Awhile back I swore I was going to try harder
to love more. It’s going poorly.
I hate February because it’s the month
my daughter almost died in as a toddler.
What doctors thought was a stomach bug
was a rare strep germ abscessing
in her belly. It’s the month a dear friend
really did die in from another rare kind
of strep on her skin. I hate missing her.
I hate cattle ranchers when I read
they are feeding their cows red Skittles
instead of corn. Though some scientists claim
candy is just as nutritious, it’s hard to believe
that’s wholesome. I know I should stop eating meat,
but occasional hamburgers make me so happy!
Things are so rarely what you imagine.
I thought when I was pregnant I would live
on organic fruit and radiant joy,
but I was nauseous and miserable.
My daily McDonald’s sausage biscuit
smeared with grape jelly got me through it.

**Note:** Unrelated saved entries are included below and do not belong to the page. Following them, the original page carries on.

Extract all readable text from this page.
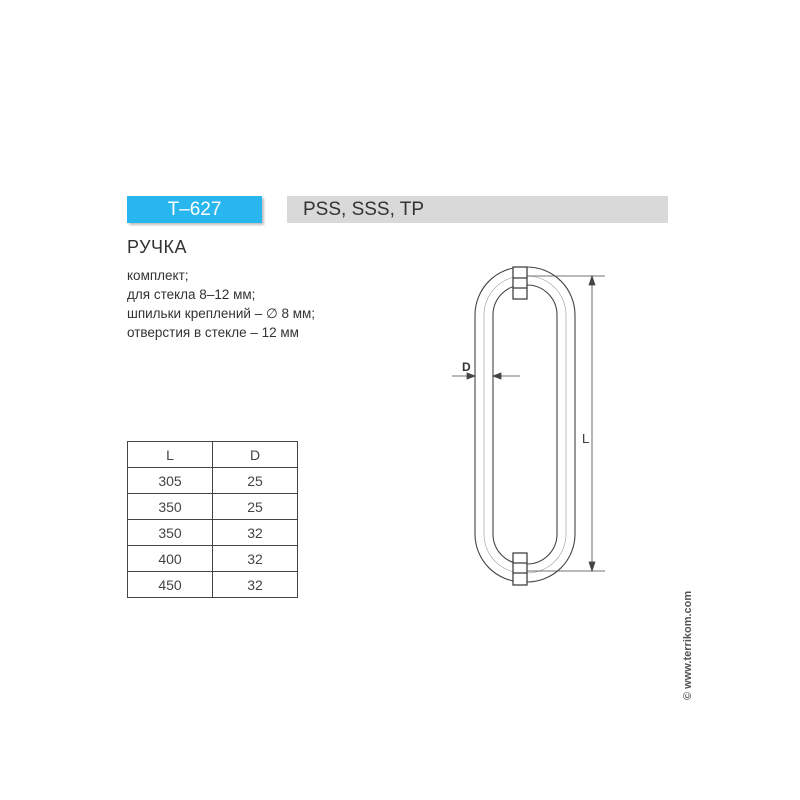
T–627	PSS, SSS, TP
РУЧКА
комплект;
для стекла 8–12 мм;
шпильки креплений – ∅ 8 мм;
отверстия в стекле – 12 мм
L	D
305	25
350	25
350	32
400	32
450	32
L
D
© www.terrikom.com
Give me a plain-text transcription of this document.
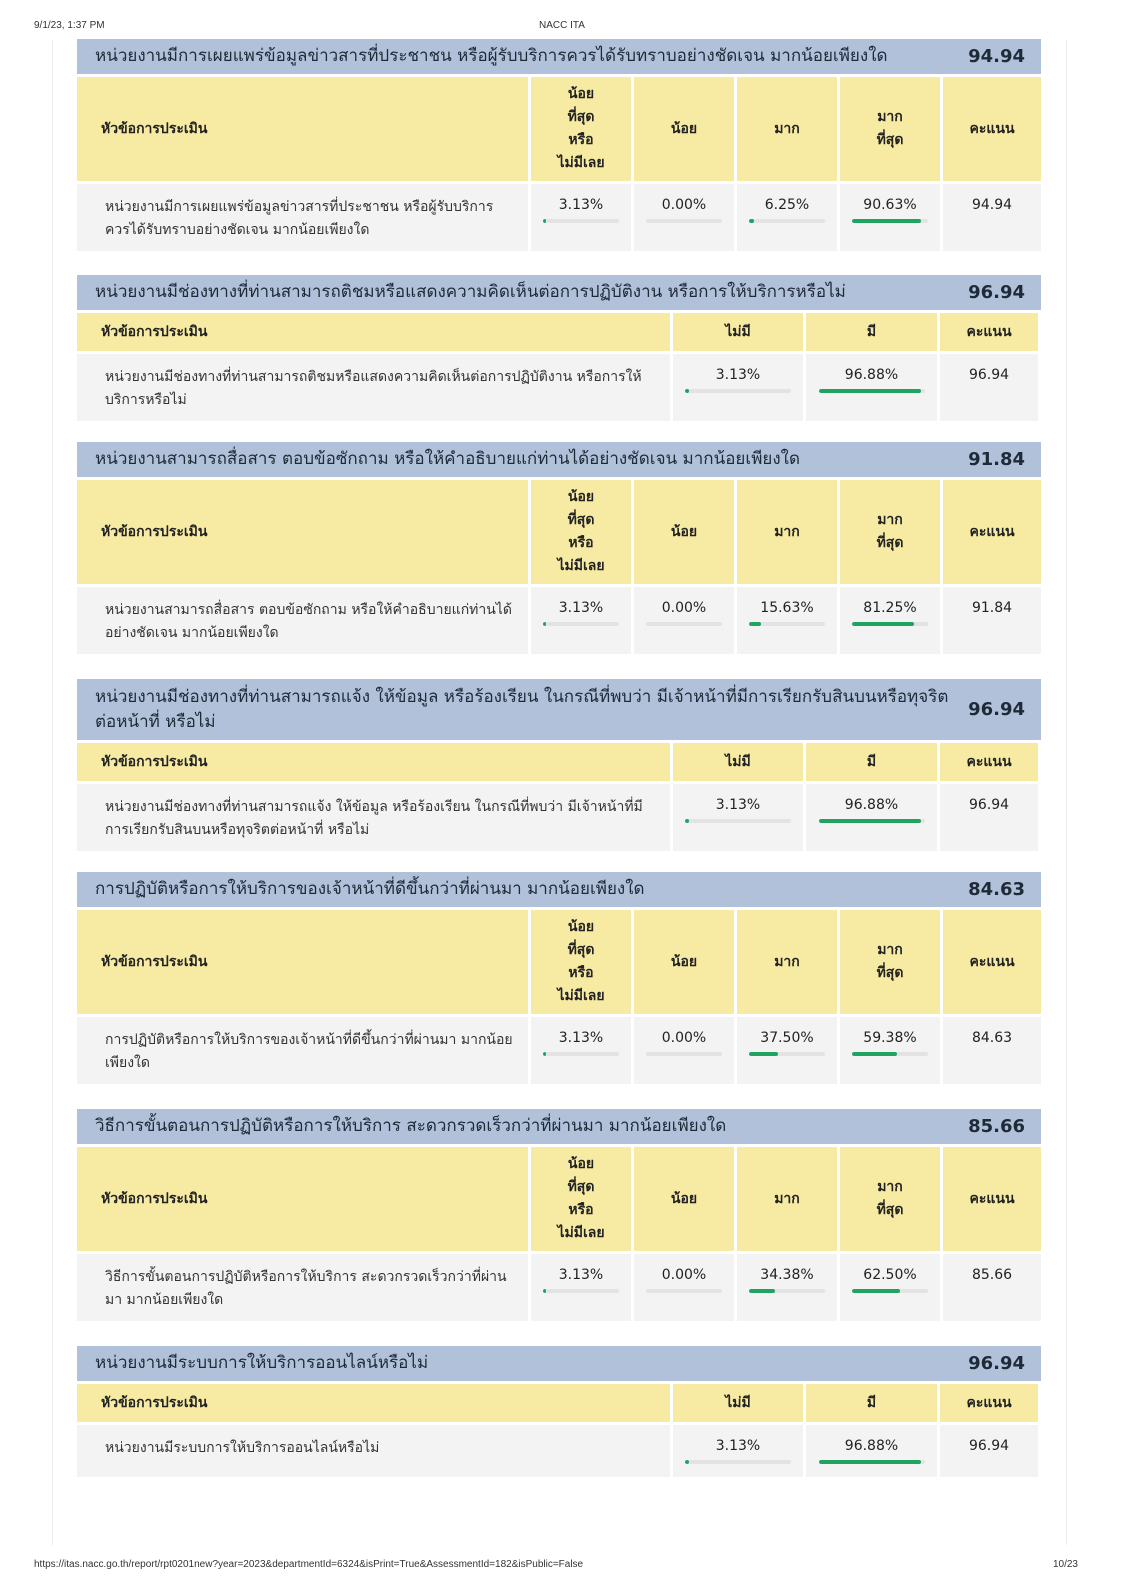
9/1/23, 1:37 PM	NACC ITA
หน่วยงานมีการเผยแพร่ข้อมูลข่าวสารที่ประชาชน หรือผู้รับบริการควรได้รับทราบอย่างชัดเจน มากน้อยเพียงใด	94.94
หัวข้อการประเมิน	น้อย ที่สุด หรือ ไม่มีเลย	น้อย	มาก	มาก ที่สุด	คะแนน
หน่วยงานมีการเผยแพร่ข้อมูลข่าวสารที่ประชาชน หรือผู้รับบริการควรได้รับทราบอย่างชัดเจน มากน้อยเพียงใด	3.13%	0.00%	6.25%	90.63%	94.94
หน่วยงานมีช่องทางที่ท่านสามารถติชมหรือแสดงความคิดเห็นต่อการปฏิบัติงาน หรือการให้บริการหรือไม่	96.94
หัวข้อการประเมิน	ไม่มี	มี	คะแนน
หน่วยงานมีช่องทางที่ท่านสามารถติชมหรือแสดงความคิดเห็นต่อการปฏิบัติงาน หรือการให้บริการหรือไม่	3.13%	96.88%	96.94
หน่วยงานสามารถสื่อสาร ตอบข้อซักถาม หรือให้คำอธิบายแก่ท่านได้อย่างชัดเจน มากน้อยเพียงใด	91.84
หัวข้อการประเมิน	น้อย ที่สุด หรือ ไม่มีเลย	น้อย	มาก	มาก ที่สุด	คะแนน
หน่วยงานสามารถสื่อสาร ตอบข้อซักถาม หรือให้คำอธิบายแก่ท่านได้อย่างชัดเจน มากน้อยเพียงใด	3.13%	0.00%	15.63%	81.25%	91.84
หน่วยงานมีช่องทางที่ท่านสามารถแจ้ง ให้ข้อมูล หรือร้องเรียน ในกรณีที่พบว่า มีเจ้าหน้าที่มีการเรียกรับสินบนหรือทุจริตต่อหน้าที่ หรือไม่
96.94
หัวข้อการประเมิน	ไม่มี	มี	คะแนน
หน่วยงานมีช่องทางที่ท่านสามารถแจ้ง ให้ข้อมูล หรือร้องเรียน ในกรณีที่พบว่า มีเจ้าหน้าที่มีการเรียกรับสินบนหรือทุจริตต่อหน้าที่ หรือไม่	3.13%	96.88%	96.94
การปฏิบัติหรือการให้บริการของเจ้าหน้าที่ดีขึ้นกว่าที่ผ่านมา มากน้อยเพียงใด	84.63
หัวข้อการประเมิน	น้อย ที่สุด หรือ ไม่มีเลย	น้อย	มาก	มาก ที่สุด	คะแนน
การปฏิบัติหรือการให้บริการของเจ้าหน้าที่ดีขึ้นกว่าที่ผ่านมา มากน้อยเพียงใด	3.13%	0.00%	37.50%	59.38%	84.63
วิธีการขั้นตอนการปฏิบัติหรือการให้บริการ สะดวกรวดเร็วกว่าที่ผ่านมา มากน้อยเพียงใด	85.66
หัวข้อการประเมิน	น้อย ที่สุด หรือ ไม่มีเลย	น้อย	มาก	มาก ที่สุด	คะแนน
วิธีการขั้นตอนการปฏิบัติหรือการให้บริการ สะดวกรวดเร็วกว่าที่ผ่านมา มากน้อยเพียงใด	3.13%	0.00%	34.38%	62.50%	85.66
หน่วยงานมีระบบการให้บริการออนไลน์หรือไม่	96.94
หัวข้อการประเมิน	ไม่มี	มี	คะแนน
หน่วยงานมีระบบการให้บริการออนไลน์หรือไม่	3.13%	96.88%	96.94
https://itas.nacc.go.th/report/rpt0201new?year=2023&departmentId=6324&isPrint=True&AssessmentId=182&isPublic=False	10/23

Right now if we’re not hating our neighbors
for wearing their pink pussy hats,
we’re hating them for hating us for wearing them.
Yesterday I thought I saw a man in a ragged coat
helping a man in a wheelchair cross Colfax,
but when I got closer I could hear him yelling,
angry that the wheelchair wasn’t faster.
Meanwhile the cars whizzed past without slowing.
I know the people in the cars are real people,
many of them kind, with problems of their own,
but it’s so easy to hate them when I can’t see them.
I should love them for their invisible struggles.
February, I should love you for what you’ve left me,
which is almost everything, and I’m trying to.